Results of Student's t-test for Aβ immunostaining in the hippocampi of the analyzed groups.
Table 3.
Results of Student's t-test for Aβ immunostaining in the cortices of the analyzed groups.
Figure 4.
Astrocytosis is decreased in the brains of 5XFAD/LDLR-/- and 5XFAD/ApoE-/- LDLR-/- mice.
Immunohistochemistry for GFAP (red) and Thioflavine-S (green) in the hippocampi (A) and the cortices (B) of mouse brains. Representative pictures are shown for each genotype. In both areas examined the absence of LDLR results in reduction of GFAP immunoreactivity. Astrocytosis in both the cortex and the hippocampus is more intense in the 5XFAD and the 5XFAD/ApoE-/- compared to the 5XFAD/LDLR-/- and the 5XFAD/ApoE-/-LDLR-/- sections respectively. Scale bar 250 µm. The pictures were taken under the same conditions of intensity and the experiment was repeated 3 times. (n = 5−7, 3−4 independent sections per animal were analyzed). C. Quantitation of GFAP positive staining in the hippocampi and cortices showing a decrease in the 5XFAD/LDL-/- and 5XFAD/ApoE-/-LDLR-/- mice compared to the control mice. P-values in the hippocampi (left graph) ** P = 0.0040 for 5XFAD vs. 5XFAD/LDLR-/- and P = 0.0031 for 5XFAD/ApoE-/- vs. 5XFAD/ApoE-/-LDLR-/-. In the cortices (right graph) * P = 0.0399 for 5XFAD vs. 5XFAD/LDLR-/- and P = 0.0205 for 5XFAD/ApoE-/- vs. 5XFAD/ApoE-/-LDLR-/-.
Figure 5.
Microgliosis is decreased in the brains of 5XFAD/LDLR-/- and 5XFAD/ApoE-/-LDLR-/- mice.
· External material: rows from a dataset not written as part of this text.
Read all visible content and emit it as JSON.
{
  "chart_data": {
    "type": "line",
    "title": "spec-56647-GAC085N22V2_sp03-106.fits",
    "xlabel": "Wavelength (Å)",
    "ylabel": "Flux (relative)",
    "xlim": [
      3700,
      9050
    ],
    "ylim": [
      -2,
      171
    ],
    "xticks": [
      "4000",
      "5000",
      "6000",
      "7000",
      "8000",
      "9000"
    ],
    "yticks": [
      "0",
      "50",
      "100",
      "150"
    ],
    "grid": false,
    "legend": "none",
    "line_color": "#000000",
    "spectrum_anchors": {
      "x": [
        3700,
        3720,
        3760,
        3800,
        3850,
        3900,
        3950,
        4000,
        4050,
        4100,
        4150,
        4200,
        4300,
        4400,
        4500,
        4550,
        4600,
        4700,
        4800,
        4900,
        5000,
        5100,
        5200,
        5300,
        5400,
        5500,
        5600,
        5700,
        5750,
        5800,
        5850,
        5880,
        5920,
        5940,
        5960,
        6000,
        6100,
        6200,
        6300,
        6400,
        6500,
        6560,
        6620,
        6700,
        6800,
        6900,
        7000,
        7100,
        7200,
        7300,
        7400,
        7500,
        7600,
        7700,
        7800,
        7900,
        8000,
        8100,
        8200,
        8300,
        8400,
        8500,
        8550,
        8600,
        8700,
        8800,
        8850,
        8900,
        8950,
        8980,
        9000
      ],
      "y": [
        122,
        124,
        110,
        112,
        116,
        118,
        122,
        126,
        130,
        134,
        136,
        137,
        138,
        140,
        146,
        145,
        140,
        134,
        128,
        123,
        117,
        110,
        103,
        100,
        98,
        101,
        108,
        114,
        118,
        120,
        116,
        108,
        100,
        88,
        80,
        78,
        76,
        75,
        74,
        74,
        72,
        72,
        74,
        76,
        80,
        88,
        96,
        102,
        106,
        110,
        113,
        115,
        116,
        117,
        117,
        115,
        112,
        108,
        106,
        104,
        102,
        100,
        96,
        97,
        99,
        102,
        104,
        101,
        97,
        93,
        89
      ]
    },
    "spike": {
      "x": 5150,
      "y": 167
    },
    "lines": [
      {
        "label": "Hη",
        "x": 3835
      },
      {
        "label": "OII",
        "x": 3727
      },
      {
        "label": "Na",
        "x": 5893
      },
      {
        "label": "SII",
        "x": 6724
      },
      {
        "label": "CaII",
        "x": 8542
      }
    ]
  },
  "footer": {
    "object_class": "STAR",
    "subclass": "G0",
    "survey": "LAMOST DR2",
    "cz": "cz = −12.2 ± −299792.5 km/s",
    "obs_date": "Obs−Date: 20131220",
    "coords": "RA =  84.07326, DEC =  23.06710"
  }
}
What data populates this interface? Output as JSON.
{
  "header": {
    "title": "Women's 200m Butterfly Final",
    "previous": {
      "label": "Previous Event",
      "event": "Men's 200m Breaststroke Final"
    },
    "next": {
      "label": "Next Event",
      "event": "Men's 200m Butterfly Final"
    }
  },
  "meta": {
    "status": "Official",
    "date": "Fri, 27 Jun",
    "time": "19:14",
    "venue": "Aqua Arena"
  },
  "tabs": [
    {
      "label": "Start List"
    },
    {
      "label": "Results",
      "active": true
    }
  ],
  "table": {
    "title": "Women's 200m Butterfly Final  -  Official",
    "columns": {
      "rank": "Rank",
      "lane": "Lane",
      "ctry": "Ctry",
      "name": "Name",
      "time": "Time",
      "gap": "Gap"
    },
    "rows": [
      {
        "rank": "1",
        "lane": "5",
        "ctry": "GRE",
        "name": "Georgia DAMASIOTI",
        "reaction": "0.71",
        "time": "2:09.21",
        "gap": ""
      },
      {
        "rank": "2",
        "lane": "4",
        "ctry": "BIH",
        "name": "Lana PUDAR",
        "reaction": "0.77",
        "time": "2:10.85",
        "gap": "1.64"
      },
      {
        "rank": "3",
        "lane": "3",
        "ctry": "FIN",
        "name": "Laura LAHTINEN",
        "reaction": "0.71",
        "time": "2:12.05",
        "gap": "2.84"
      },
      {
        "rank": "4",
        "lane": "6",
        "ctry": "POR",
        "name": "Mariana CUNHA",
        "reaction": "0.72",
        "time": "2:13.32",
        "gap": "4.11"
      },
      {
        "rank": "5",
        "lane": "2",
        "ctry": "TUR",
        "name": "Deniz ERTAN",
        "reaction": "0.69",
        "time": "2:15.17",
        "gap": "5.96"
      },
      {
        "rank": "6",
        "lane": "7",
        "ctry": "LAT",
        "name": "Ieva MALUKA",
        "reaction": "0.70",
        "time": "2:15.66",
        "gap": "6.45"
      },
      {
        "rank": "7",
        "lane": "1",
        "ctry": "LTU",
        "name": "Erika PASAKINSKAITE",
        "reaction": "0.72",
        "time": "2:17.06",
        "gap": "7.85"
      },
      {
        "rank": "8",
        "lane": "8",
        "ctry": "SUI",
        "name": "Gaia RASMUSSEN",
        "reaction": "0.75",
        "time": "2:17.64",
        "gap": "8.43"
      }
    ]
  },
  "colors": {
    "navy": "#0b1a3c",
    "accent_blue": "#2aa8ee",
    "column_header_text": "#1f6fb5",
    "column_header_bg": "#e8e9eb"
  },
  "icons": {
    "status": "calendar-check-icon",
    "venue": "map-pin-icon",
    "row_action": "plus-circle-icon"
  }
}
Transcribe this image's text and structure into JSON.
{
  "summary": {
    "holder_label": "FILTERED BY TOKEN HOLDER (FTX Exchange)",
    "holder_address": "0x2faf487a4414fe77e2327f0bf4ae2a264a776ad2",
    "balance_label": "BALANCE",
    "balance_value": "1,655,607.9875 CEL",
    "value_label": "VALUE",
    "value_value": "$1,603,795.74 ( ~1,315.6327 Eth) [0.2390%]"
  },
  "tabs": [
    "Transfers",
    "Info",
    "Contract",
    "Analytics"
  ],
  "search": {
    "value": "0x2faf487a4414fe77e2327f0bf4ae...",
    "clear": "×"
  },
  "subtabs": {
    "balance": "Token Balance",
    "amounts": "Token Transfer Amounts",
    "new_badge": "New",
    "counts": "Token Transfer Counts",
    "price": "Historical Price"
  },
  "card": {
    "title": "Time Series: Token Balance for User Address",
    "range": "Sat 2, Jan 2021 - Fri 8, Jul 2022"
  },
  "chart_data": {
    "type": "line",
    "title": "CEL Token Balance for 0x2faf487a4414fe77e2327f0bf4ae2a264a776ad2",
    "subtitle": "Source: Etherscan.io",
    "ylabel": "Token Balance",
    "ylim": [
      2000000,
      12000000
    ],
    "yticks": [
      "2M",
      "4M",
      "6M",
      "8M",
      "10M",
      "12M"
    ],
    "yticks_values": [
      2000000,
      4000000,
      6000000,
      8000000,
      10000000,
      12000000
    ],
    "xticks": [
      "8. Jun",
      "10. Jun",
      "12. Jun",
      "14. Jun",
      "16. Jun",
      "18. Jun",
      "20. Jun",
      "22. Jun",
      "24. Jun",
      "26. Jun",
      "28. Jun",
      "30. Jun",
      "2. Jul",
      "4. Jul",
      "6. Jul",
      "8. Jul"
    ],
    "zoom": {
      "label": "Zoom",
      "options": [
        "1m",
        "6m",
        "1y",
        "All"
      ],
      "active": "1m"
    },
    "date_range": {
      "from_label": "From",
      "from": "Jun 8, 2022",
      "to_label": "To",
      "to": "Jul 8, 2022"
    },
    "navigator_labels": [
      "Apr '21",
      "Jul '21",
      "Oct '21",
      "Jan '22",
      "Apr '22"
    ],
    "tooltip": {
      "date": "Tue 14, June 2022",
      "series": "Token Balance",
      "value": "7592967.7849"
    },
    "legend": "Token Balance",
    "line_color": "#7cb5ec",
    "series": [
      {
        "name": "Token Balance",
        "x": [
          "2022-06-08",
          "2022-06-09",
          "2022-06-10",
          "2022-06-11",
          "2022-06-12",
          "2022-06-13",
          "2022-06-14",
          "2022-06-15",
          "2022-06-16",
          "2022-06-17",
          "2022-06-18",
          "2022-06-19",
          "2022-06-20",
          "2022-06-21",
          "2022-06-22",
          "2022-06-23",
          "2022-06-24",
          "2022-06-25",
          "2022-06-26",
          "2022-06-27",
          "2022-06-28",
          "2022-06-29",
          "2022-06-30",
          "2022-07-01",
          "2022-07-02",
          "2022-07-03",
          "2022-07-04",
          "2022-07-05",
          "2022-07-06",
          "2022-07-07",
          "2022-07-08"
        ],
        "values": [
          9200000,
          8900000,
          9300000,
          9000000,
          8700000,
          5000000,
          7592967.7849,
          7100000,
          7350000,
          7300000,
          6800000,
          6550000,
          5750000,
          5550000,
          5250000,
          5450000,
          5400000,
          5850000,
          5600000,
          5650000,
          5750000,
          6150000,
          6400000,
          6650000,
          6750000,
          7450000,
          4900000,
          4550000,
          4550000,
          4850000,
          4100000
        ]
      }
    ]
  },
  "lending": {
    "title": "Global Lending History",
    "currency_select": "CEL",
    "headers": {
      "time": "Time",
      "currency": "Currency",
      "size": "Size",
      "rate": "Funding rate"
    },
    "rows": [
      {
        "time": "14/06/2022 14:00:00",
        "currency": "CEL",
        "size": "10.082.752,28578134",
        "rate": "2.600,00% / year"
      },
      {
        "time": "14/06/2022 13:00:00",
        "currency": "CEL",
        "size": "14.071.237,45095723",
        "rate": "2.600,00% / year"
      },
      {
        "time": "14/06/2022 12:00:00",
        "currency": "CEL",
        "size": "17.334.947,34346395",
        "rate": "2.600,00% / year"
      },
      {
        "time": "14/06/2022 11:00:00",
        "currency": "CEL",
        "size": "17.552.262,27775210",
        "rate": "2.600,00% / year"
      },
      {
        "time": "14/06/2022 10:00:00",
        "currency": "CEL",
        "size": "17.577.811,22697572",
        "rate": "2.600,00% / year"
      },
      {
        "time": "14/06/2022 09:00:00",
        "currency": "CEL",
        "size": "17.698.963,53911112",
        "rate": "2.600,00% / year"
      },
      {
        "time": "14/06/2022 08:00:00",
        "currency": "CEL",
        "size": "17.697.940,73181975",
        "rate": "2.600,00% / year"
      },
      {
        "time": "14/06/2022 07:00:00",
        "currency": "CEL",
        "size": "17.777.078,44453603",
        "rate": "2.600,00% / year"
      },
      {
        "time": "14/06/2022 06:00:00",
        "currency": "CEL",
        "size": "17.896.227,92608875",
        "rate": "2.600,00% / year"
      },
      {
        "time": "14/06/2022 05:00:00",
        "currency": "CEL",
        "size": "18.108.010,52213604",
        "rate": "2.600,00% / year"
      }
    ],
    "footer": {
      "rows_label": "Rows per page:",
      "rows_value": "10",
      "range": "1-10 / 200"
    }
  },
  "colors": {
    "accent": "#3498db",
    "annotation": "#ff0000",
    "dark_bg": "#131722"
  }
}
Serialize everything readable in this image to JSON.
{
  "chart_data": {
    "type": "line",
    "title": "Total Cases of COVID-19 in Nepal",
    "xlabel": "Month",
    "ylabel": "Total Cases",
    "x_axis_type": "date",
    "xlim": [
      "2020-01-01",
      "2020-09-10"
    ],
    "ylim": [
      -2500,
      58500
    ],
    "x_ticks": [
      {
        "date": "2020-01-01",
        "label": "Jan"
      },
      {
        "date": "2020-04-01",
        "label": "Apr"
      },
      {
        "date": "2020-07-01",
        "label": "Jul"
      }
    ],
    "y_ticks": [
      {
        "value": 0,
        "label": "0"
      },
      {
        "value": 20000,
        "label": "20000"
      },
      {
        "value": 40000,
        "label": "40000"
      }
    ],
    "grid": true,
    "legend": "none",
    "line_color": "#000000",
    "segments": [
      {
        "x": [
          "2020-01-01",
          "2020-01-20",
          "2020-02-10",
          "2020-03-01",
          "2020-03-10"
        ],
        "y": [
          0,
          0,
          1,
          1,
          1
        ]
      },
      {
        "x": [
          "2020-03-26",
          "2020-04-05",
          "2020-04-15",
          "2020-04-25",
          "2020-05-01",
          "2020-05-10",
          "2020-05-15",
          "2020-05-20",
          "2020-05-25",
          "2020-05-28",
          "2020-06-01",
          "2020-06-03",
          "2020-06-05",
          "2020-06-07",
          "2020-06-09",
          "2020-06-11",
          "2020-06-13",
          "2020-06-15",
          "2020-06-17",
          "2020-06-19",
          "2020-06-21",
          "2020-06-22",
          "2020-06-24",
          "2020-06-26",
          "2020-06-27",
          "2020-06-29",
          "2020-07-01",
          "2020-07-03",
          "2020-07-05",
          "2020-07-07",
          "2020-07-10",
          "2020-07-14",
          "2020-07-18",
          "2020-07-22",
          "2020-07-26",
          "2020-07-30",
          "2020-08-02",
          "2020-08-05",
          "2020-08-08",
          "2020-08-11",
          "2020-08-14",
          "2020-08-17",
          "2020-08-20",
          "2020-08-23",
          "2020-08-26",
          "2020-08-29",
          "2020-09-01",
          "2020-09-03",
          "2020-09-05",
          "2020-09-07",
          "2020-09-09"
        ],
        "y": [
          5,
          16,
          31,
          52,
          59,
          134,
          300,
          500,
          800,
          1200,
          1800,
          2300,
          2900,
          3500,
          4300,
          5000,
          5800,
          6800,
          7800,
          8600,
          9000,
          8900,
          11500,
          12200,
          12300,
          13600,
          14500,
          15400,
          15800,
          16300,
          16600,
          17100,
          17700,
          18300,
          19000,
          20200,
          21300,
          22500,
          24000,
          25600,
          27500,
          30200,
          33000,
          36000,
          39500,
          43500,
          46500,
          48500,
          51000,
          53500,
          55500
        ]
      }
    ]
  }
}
A. Immunohistochemistry for Iba1 (red) and Thioflavine-S (green) in the hippocampus and cortex of mouse brains. Representative pictures are shown for each genotype. LDLR deficiency results in the reduction of microgliosis both in the hippocampi (A) and the cortices (B) in 5XFAD/LDLR-/- and 5XFAD/ ApoE-/- LDLR-/- mice. C. Iba1 positive round cell formations surrounding Thioflavine-S positive amyloid deposits in the thalamus of 5XFAD/LDLR-/- mice. Scale bar 75 µm. The pictures were taken under the same conditions of intensity and the experiment was repeated 3 times. (n = 5-7, 3-4 independent sections per animal were analyzed). D. Quantitation of Iba1 positive staining in the hippocampi and cortices showing a decrease in the 5XFAD/LDL-/- and 5XFAD/ApoE-/-LDLR-/- mice compared to the control mice. P-values in the hippocampi (left graph) ** P = 0.0043 for 5XFAD vs. 5XFAD/LDLR-/- and ***P<0.0001 for 5XFAD/ApoE-/- vs. 5XFAD/ApoE-/-LDLR-/-. In the cortices (right graph) *** P<0.0001 for 5XFAD vs. 5XFAD/LDLR-/- and *P = 0.0487 for 5XFAD/ApoE-/- vs. 5XFAD/ApoE-/-LDLR-/-.